The Chancellor says had the government not cut the deficit (well tried to) then this downgrade would have come much sooner.

It is not clear which version of events is right. Balls has the problem that a credible deficit reduction plan is essential to keep the credit rating and must contend with the ineffectiveness of stimulus policies generally. Osborne faces a rising deficit and missed targets with very poor growth.

Whoever is right the downgrade will make little difference in reality. France and the USA continue to borrow at record low interest rates despite being downgraded already. Two of the three rating agencies have not yet downgraded the UK.

Perhaps the most obvious point to make is that these same rating agencies stamped the mortgage backed securities that turned out to be worthless and caused the Global Financial Crisis 'Triple A'. Their credibility is pretty low and one of them is currently being taken to court by the US government for their role in misleading investors.

Friday, 26 October 2012

End of recesion or just heading for VW?


People often talk about the shape of a recession. The 'best' is V shaped - a short and sharp drop in GDP with a rapid recovery. U shaped is second best, still a strong recovery. The dreaded L shaped is the one to avoid and the reason why the policy response was so robust in 2008/9.

The UK has now officially reached the end of the W shaped - double dip - recession. Feared for so long and lengthened by the one-off impact of the Jubilee. Officially the UK grew by 1% in the quarter July to September, the fastest growth for five years.

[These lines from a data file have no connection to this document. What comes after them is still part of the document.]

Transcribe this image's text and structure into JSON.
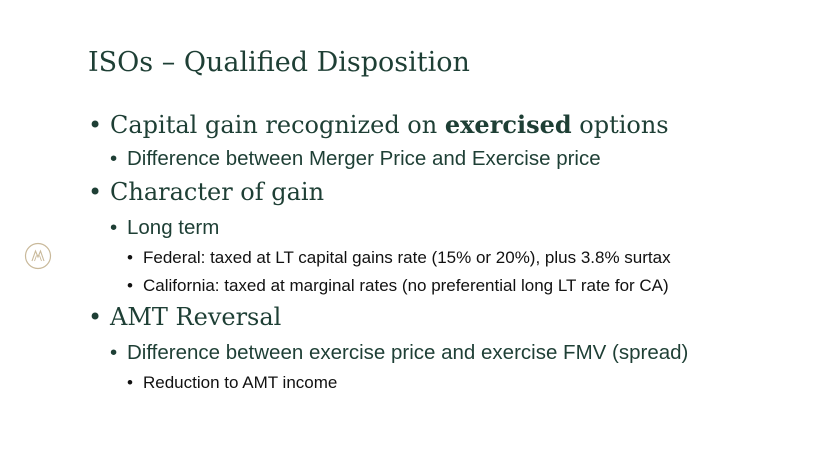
{
  "slide": {
    "title": "ISOs – Qualified Disposition",
    "bullet_char": "•",
    "b1": {
      "prefix": "Capital gain recognized on ",
      "bold": "exercised",
      "suffix": " options"
    },
    "b1_1": "Difference between Merger Price and Exercise price",
    "b2": "Character of gain",
    "b2_1": "Long term",
    "b2_1_1": "Federal: taxed at LT capital gains rate (15% or 20%), plus 3.8% surtax",
    "b2_1_2": "California: taxed at marginal rates (no preferential long LT rate for CA)",
    "b3": "AMT Reversal",
    "b3_1": "Difference between exercise price and exercise FMV (spread)",
    "b3_1_1": "Reduction to AMT income"
  },
  "colors": {
    "heading": "#1e3f35",
    "body": "#111111",
    "logo": "#c9b99a"
  },
  "icons": {
    "logo": "firm-monogram-logo-icon"
  }
}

Actually there were special considerations for this growth spurt, mainly the Olympics and the 'catch-up' from the previous quarter, so don't get too excited yet.

The headline figure is, as always, hiding a lot of detail. Look at the BBC economy page for that. It should be noted that the construction sector really is the problem area at present.

Construction continues to shrink and is making a really big impact on the figures. We should be worried about this. Not only does construction employ a lot of people and use lots of locally produced resources, but it is also a 'leading sector' in recoveries. We would expect construction to turn up before we saw a sustained rise in Real GDP.

The other point that might be worth noting is that the economy shrank by 6.4% in the first 'dip' and so far only half of that has been recovered even counting the last quarters growth.

Below is an article by The Guardian's Larry Elliott. You could not find a more miserable and biased economic commentator and he puts the latest recovery in the worst light he can. I'm surprised he wasn't the first to name the next stage as the triple dip or VW shaped recession. Glad I got in first!

Tuesday, 9 October 2012

The case for Plan A


Yesterday the Conservatives put the argument for continuing their plan to reduce the government budget deficit in the strongest terms for over a year.

Fundamentally there is on two types of news on the economy, bad and absolutely awful. Given that the government might as well take it on the chin and express their beliefs.

George Osbourne, The Chancellor, said he would find more money through benefit cuts. This plays surprisingly well outside of the Conservative Party with the general public. It remains to be seen if it can be done and whether people will accept the reality.

The Prime Minister asserted the cuts will continue, despite the growth forecast for the UK by the IMF being cut. (Well we all knew that!). He pointed out that one million new private sector jobs have been created and this is compensating for public sector cuts.

The government argues that the deficit needs to be reduced to avoid problems in the future. The Opposition says a boost is needed to get the economy growing again.

The IMF says that a short term stimulus might be appropriate, but that the markets will take fright on any large scale and longer term rise in spending that will raise the deficit. So some support for both sides there.

One issue that is clear is that the government has not reduced the deficit as far as they wanted to. This shows just how difficult it is to cut spending. Good luck with the plan George.